A preguntas de los periodistas, han reconocido que en este tiempo ha podido darse “alguna incidencia no significativa” en el funcionamiento del día a día de la frontera, “como puede pasar en cualquier otro territorio”.
En Delegación han recordado que el nuevo sistema de control fronterizo europeo para el seguimiento automatizado de las entradas y salidas de nacionales de terceros países en el espacio Schengen, denominado Entry/Exit System (EES), no sólo se ha instalado en Melilla, sino que está en las fronteras de todos los estados miembros de la Unión Europea (UE) con países extracomunitarios o de fuera del espacio Schengen.
Por ello, han rechazado las críticas localizadas en Melilla, recalcando que todos los países miembros de la UE están conectados a ese sistema novedoso y todos se encuentran, además, en la primera fase de la puesta en marcha.

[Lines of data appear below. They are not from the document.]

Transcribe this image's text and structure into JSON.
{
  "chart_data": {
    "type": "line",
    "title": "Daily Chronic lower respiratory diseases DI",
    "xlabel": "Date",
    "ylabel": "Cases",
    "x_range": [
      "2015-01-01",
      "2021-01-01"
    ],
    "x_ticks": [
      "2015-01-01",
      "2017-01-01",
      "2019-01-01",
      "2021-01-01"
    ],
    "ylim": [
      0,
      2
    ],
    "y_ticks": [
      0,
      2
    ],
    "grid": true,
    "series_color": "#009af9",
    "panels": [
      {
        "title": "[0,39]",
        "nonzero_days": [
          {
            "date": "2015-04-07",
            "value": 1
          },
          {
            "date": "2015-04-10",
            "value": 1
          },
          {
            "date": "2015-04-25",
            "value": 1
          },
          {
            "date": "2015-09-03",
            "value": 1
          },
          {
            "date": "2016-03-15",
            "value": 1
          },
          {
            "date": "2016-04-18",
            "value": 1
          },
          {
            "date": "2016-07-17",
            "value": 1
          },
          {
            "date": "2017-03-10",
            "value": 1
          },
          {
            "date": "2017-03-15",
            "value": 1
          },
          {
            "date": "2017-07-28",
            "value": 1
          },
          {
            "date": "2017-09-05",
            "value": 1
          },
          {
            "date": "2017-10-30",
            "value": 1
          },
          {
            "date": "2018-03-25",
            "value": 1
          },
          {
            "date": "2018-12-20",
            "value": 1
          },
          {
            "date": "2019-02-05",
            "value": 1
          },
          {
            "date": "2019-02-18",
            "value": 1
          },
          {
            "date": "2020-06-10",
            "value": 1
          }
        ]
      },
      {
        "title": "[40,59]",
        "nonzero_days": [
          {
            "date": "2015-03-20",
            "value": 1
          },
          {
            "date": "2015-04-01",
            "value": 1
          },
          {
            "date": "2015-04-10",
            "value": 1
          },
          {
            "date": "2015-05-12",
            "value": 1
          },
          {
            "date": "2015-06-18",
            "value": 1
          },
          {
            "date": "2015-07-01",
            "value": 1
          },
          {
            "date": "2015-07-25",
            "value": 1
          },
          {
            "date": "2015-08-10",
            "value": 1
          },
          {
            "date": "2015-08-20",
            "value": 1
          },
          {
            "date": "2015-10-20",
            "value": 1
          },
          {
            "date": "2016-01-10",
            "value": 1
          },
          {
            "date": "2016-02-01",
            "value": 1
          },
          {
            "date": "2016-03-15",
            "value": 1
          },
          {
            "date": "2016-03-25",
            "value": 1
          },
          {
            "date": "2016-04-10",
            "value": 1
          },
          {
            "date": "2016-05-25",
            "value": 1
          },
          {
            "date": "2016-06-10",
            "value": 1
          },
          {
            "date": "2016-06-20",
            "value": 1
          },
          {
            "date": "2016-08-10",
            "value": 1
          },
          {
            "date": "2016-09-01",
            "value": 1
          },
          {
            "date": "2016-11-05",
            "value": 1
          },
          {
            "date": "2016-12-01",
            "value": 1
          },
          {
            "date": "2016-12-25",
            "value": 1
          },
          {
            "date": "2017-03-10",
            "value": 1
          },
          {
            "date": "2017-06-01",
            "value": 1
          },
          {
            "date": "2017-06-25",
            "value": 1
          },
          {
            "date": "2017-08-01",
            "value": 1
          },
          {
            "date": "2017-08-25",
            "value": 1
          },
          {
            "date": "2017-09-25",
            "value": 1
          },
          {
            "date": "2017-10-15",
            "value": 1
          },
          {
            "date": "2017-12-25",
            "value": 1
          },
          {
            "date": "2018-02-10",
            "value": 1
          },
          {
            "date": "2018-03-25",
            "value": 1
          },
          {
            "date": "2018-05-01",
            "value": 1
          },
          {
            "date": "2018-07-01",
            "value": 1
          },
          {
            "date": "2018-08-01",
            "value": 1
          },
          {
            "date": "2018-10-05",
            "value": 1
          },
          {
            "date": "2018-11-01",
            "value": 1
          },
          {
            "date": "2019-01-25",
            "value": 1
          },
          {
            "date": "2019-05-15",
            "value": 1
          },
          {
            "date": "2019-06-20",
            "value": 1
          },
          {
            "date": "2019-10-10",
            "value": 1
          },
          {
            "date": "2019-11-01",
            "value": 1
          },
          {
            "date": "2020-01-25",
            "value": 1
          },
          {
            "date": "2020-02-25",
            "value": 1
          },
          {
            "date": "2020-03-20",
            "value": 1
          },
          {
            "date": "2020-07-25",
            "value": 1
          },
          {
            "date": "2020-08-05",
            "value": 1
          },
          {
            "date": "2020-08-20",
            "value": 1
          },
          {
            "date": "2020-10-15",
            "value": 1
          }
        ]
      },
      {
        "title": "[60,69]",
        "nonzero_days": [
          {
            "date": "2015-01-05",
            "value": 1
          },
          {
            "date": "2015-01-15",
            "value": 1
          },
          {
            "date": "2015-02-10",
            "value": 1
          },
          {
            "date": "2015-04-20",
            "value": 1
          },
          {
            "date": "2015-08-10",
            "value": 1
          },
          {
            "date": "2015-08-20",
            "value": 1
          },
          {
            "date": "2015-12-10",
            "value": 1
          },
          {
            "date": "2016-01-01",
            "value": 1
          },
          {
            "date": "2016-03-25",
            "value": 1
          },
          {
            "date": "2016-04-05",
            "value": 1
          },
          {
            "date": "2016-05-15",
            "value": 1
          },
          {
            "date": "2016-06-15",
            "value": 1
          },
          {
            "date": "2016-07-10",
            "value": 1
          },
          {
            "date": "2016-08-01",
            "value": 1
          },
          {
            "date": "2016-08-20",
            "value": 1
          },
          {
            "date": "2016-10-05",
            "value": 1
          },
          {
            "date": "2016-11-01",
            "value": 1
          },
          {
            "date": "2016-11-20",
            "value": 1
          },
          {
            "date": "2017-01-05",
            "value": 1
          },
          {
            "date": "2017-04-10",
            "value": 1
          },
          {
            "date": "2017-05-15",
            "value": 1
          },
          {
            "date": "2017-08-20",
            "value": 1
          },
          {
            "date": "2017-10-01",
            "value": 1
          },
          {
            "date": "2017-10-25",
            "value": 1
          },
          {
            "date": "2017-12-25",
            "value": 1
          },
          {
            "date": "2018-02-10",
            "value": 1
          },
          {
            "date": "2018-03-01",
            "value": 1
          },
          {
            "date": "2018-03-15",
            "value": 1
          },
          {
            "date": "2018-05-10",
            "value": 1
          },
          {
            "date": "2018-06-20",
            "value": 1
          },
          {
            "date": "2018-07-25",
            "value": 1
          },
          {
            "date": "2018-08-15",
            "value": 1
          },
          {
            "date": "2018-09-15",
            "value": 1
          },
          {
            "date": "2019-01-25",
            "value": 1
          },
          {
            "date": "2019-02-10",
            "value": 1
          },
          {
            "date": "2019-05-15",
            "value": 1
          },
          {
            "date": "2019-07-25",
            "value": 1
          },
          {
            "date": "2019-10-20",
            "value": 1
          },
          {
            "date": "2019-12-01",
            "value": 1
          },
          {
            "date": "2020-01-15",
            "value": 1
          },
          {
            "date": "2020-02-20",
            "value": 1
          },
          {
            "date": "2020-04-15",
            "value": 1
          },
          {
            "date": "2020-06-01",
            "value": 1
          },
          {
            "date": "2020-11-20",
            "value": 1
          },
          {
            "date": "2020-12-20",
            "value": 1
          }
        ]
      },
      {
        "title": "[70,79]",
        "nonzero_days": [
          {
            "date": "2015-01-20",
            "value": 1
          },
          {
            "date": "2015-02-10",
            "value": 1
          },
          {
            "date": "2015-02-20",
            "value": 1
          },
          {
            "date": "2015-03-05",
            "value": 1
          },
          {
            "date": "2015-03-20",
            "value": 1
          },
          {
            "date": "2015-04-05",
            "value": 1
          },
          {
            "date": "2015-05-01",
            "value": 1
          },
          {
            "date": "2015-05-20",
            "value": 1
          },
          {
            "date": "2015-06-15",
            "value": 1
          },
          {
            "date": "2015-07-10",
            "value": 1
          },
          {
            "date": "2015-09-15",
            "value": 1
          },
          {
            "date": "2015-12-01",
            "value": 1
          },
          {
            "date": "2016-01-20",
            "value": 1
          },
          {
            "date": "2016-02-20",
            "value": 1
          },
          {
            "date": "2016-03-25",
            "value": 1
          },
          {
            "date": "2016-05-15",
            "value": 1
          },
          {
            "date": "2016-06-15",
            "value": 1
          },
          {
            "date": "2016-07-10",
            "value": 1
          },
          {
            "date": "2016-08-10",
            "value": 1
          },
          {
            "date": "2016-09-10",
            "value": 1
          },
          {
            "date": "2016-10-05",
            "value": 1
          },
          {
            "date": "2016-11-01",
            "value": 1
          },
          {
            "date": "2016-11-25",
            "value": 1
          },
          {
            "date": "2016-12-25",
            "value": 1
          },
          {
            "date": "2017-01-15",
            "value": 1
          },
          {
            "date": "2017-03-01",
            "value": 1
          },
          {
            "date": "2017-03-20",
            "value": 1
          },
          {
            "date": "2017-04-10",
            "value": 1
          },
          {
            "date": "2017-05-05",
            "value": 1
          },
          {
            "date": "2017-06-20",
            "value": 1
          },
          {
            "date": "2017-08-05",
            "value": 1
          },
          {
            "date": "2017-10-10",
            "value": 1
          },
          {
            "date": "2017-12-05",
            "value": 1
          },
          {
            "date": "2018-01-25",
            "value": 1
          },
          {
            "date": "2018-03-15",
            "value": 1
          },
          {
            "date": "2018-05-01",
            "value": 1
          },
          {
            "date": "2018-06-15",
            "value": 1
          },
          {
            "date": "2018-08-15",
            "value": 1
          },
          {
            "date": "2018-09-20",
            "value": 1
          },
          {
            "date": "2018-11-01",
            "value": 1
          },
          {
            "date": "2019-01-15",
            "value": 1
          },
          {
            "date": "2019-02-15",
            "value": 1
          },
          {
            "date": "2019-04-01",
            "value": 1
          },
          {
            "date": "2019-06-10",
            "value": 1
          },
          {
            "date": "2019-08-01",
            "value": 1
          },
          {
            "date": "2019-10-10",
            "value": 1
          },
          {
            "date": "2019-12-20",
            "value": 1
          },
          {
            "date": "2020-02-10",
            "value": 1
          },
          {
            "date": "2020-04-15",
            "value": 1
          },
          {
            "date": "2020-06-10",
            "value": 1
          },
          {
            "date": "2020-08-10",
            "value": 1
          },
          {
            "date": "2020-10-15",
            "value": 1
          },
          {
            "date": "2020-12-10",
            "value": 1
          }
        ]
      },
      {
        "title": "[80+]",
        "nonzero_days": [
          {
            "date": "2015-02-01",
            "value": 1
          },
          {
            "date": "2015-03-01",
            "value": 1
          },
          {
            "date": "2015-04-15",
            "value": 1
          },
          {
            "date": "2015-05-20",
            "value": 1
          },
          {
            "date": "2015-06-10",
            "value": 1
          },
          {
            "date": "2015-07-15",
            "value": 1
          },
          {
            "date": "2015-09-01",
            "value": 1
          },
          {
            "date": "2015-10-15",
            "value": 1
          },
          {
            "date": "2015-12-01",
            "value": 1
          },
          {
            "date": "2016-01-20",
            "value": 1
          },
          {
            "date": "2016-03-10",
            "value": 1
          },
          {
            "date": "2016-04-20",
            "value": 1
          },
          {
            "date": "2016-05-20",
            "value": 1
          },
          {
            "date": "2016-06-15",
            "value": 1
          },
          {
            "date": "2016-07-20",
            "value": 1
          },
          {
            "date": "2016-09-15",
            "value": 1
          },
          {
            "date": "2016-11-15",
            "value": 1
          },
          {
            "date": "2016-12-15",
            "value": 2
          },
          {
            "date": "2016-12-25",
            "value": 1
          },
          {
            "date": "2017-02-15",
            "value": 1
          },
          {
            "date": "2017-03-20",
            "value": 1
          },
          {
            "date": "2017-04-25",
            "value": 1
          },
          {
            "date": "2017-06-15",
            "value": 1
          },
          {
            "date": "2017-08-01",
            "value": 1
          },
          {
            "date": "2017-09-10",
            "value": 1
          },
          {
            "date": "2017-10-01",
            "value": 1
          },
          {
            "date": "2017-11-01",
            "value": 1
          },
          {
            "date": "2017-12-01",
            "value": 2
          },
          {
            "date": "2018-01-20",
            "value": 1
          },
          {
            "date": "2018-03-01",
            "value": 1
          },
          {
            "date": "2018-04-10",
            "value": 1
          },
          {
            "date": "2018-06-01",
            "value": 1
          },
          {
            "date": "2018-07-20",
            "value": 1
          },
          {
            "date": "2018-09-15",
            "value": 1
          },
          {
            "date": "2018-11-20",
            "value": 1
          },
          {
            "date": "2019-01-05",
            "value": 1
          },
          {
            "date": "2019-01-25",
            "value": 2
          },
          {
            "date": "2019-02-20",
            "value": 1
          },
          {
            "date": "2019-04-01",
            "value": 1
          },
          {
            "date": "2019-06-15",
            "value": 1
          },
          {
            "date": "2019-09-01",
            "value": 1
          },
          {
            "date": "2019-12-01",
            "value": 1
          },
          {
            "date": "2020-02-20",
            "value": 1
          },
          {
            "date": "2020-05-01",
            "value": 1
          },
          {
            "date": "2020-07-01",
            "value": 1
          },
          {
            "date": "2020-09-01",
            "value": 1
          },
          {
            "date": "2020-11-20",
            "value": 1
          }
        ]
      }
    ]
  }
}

Un proceso que deberá continuar y que, según calculó el Ministerio del Interior, requeriría unos 6 meses para su plena operatividad. Esto es, hasta el próximo mes de abril.
Hasta entonces, la frontera inteligente “se irá implementando a medida que vaya marcándolo el calendario” de manera simultánea con el resto de países, han informado en Delegación del Gobierno.
Retorno en la frontera
Se prevé que el paso de Beni-Enzar, única frontera terrestre operativa en Melilla, viva este martes 6 de enero un día complejo, debido a la operación retorno de muchos melillenses que han pasado las vacaciones de Navidad en Marruecos. Esto anticipa unos mayores tiempos de espera para cruzar a la ciudad autónoma.
No en vano, a lo largo de estas últimas semanas se han venido produciendo largas filas para cruzar hacia el país vecino.
La Delegación ha señalado que, desde la Jefatura Superior de Policía, “siempre se tiene en cuenta esta fecha” para reforzar su personal por la mayor afluencia de personas que tratan de pasar la frontera. Se trata, dijeron de algo "cíclico” en fines de semana y puentes festivos, aunque los cuerpos de seguridad “están siempre preparados para dar respuesta a estas situaciones”.